A miracle in Joplin

| October 19, 2012

The following true story of no small miracle at the late-September Guilty by Association Truck Show at 4 State Trucks was written by Debbie Zehrer, with her owner-operator husband Jeff proprietor of the 16 Ton Industries company marketing Jeff’s inventions. More about that here.

 

As vendors traveling from truck show to truck show across America, it’s not usual that we get the opportunity to witness the Special Olympics convoys. But at 4 State Trucks’ Guilty By Association Truck Show in Joplin, Mo., we got that opportunity on September 28 this year. There were 160 trucks in the convoy, and they helped raise more than $21,000 for Special Olympics. I believe that may be a record on both counts! Special Olympic athletes got to ride along with some of the drivers and wave to us all as they passed. We had the privilege of standing next to a bunch of other athletes who did not ride. It was in that crowd of athletes and their friends and family that the miracle began.

Karen Johnson, our sales executive for 16 Ton Industries, stood with me along the road, surrounded by dozens of others watching the trucks pull out and join the convoy. They were wheeling out from both sides all along the quarter-mile stretch in front of us. It was wonderful to witness this convoy, but even more exciting to see the looks of the Special Olympics athletes as they waved from the trucks. We heard people many saying “Cool!” or “Wow!” — quite often. There were lots and lots of smiles (including our own).

Then I heard one young man in a yellow t-shirt say to a middle-age gentleman standing next to him, “We came all the way for this.” I couldn’t determine if the young man was excited or disappointed.

The reply from the gentleman was, “Yes, it was a long drive.” He sounded exhausted.

The convoy grew and grew. I explained to those around me that there is a small competition each year between Walmart and Con-way to have the most trucks in the Joplin convoy. I further explained that there are several Special Olympics convoys at many shows across the nation, but this one supposedly set records in truck numbers and money. As the Walmart and Con-way trucks came by, there were many cheers.

As the last of the trucks pulled out, the middle-age gentleman spoke and said, “This is amazing! I can’t believe this.”

He went on to explain that he and his son drove 11 hours from Bowling Green, Ky., for the show. He introduced Karen and I to the young man in yellow as his son, Chase. He told us that Chase has been a huge fan of the Chrome Shop Mafia and Trick My Truck for years, that Chase was a special needs child and didn’t talk much — but he drew trucks. The father told us that Chase loves trucks and loves to draw them. He handed us a calendar full of Chase’s drawings. As soon as I saw, I searched out the owner of 4 State Trucks, Bryan Martin, and showed the calendar to him. Bryan was very impressed and asked to meet Chase. After the introduction we took a picture with Chase holding his calendar, Bryan’s arm around his shoulder. There wasn’t a lot of emotion on Chase’s face, but Karen and I could tell somehow that he was very excited.
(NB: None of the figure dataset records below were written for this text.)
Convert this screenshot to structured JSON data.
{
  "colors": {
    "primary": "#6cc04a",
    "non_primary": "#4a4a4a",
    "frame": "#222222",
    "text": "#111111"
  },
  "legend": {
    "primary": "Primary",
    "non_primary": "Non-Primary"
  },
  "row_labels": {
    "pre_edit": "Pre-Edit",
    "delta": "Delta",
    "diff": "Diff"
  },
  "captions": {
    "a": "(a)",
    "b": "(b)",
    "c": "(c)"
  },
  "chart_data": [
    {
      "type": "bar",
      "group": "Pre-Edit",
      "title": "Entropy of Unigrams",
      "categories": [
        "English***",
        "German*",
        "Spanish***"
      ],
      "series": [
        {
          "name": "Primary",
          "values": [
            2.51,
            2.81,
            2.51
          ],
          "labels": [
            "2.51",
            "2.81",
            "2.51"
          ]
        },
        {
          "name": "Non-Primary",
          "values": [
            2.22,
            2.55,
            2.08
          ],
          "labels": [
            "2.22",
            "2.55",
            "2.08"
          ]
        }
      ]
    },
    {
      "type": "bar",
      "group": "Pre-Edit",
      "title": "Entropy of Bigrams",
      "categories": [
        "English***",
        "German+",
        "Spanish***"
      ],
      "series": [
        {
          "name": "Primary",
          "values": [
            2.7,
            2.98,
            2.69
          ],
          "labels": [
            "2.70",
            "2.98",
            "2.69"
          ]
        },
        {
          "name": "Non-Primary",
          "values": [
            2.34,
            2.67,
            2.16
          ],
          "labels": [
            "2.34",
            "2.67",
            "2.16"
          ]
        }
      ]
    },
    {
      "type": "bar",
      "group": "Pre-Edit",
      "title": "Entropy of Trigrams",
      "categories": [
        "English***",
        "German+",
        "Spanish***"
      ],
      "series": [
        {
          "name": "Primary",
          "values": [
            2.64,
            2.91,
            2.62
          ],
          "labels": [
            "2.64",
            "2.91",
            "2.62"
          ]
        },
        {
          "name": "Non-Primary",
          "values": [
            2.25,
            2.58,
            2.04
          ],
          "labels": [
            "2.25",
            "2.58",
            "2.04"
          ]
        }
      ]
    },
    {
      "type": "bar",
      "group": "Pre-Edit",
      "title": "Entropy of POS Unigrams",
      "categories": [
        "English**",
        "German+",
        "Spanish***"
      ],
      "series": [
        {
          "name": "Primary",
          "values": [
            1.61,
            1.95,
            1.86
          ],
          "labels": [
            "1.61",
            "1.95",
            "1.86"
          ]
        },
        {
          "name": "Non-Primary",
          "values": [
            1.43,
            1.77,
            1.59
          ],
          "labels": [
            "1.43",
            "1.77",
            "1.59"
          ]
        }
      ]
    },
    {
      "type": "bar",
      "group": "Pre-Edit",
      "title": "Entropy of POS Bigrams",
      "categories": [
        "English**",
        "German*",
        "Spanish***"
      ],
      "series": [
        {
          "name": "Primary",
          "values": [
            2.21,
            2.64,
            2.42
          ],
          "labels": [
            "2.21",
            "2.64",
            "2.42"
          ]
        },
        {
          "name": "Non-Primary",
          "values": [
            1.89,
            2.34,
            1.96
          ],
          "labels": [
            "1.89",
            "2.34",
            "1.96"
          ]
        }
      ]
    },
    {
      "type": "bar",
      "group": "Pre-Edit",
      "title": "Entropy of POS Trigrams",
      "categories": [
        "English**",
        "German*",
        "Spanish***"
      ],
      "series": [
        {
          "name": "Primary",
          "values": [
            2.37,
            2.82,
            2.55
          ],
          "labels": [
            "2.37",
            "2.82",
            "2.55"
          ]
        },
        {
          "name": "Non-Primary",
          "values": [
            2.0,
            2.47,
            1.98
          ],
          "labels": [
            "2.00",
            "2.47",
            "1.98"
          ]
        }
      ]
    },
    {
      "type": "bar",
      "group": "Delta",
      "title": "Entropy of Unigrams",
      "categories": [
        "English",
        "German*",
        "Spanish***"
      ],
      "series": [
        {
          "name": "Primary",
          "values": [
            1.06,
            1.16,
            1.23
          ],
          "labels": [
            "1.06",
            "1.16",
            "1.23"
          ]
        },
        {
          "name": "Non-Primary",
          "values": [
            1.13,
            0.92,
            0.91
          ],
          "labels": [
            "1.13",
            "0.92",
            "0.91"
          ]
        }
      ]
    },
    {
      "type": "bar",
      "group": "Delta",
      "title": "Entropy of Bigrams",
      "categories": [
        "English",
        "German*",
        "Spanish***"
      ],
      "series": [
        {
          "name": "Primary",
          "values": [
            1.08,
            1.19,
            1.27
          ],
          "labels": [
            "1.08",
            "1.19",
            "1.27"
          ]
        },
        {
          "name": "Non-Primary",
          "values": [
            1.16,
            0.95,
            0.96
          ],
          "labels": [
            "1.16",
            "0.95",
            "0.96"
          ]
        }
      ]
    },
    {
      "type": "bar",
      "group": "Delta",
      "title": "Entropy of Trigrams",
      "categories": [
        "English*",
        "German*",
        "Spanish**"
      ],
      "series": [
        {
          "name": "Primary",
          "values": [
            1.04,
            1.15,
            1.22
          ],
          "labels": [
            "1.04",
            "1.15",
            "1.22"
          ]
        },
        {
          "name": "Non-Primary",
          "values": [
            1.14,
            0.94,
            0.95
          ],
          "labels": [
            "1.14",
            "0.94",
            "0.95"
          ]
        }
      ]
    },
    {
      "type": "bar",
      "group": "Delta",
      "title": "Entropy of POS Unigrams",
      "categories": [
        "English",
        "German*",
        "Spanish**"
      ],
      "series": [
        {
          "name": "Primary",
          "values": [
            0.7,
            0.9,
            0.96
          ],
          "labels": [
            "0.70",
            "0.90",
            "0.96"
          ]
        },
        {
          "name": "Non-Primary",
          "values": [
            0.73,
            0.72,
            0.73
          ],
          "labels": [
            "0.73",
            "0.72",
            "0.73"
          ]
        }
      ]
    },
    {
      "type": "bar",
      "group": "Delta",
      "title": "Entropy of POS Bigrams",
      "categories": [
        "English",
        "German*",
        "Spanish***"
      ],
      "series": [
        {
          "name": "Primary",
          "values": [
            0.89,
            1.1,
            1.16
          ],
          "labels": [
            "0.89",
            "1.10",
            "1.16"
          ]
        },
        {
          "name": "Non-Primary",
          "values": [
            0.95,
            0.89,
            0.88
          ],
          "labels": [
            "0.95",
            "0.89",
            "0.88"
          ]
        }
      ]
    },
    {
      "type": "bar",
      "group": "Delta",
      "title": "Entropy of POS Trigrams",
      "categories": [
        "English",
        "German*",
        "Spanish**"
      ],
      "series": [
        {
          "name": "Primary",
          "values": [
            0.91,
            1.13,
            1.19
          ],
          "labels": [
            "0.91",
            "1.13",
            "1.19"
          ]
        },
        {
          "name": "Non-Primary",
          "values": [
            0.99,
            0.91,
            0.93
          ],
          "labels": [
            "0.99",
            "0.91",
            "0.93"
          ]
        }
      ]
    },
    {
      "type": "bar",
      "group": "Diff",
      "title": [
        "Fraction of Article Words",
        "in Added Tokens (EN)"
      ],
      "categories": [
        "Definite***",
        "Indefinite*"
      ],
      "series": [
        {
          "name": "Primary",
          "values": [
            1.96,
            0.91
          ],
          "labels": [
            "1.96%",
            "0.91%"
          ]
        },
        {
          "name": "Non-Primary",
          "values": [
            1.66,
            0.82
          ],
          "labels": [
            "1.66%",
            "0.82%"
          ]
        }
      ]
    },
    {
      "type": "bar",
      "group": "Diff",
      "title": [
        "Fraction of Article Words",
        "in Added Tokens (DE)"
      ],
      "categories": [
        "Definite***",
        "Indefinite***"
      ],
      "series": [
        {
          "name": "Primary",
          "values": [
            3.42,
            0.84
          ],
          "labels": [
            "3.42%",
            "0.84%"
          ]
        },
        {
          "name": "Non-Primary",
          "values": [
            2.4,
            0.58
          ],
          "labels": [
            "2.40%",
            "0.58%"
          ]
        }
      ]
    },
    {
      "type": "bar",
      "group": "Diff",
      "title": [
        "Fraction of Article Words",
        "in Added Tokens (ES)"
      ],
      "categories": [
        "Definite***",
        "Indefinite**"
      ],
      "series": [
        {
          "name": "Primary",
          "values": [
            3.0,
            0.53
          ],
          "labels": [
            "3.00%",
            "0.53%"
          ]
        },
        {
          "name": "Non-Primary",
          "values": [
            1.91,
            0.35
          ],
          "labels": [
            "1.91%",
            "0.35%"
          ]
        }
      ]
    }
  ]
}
Karen and I told them that we had to get back to our booth. Before we left, I asked Chase if he would like to see my husband’s inventions.

He ran up to me as I was walking away and said, “Sure, but only if we get back before the trucks come back.”

As Chase and I walked ahead of Karen and Chase’s dad, Chase leaned toward me. “My dad says I don’t talk,” he said, “but I do. He just talks all the time.”

That sentence is important to the miracle of this story. I was surprised but didn’t expect much more. After all, his father told us his IQ was only 55. I didn’t take his comment too seriously.

We showed them our wares, but Chase’s eyes kept wandering to all the trucks around us that didn’t join the convoy. His dad proudly told us how knowledgeable Chase was about trucks. He explained that he knows everythingabout trucks. I tried to engage Chase personally, but his responses were short and his father spoke up to explain whatever I was inquiring about. Chase gave me a copy of his 2012 calendar, and soon after, he and his dad left to watch the return of all the trucks.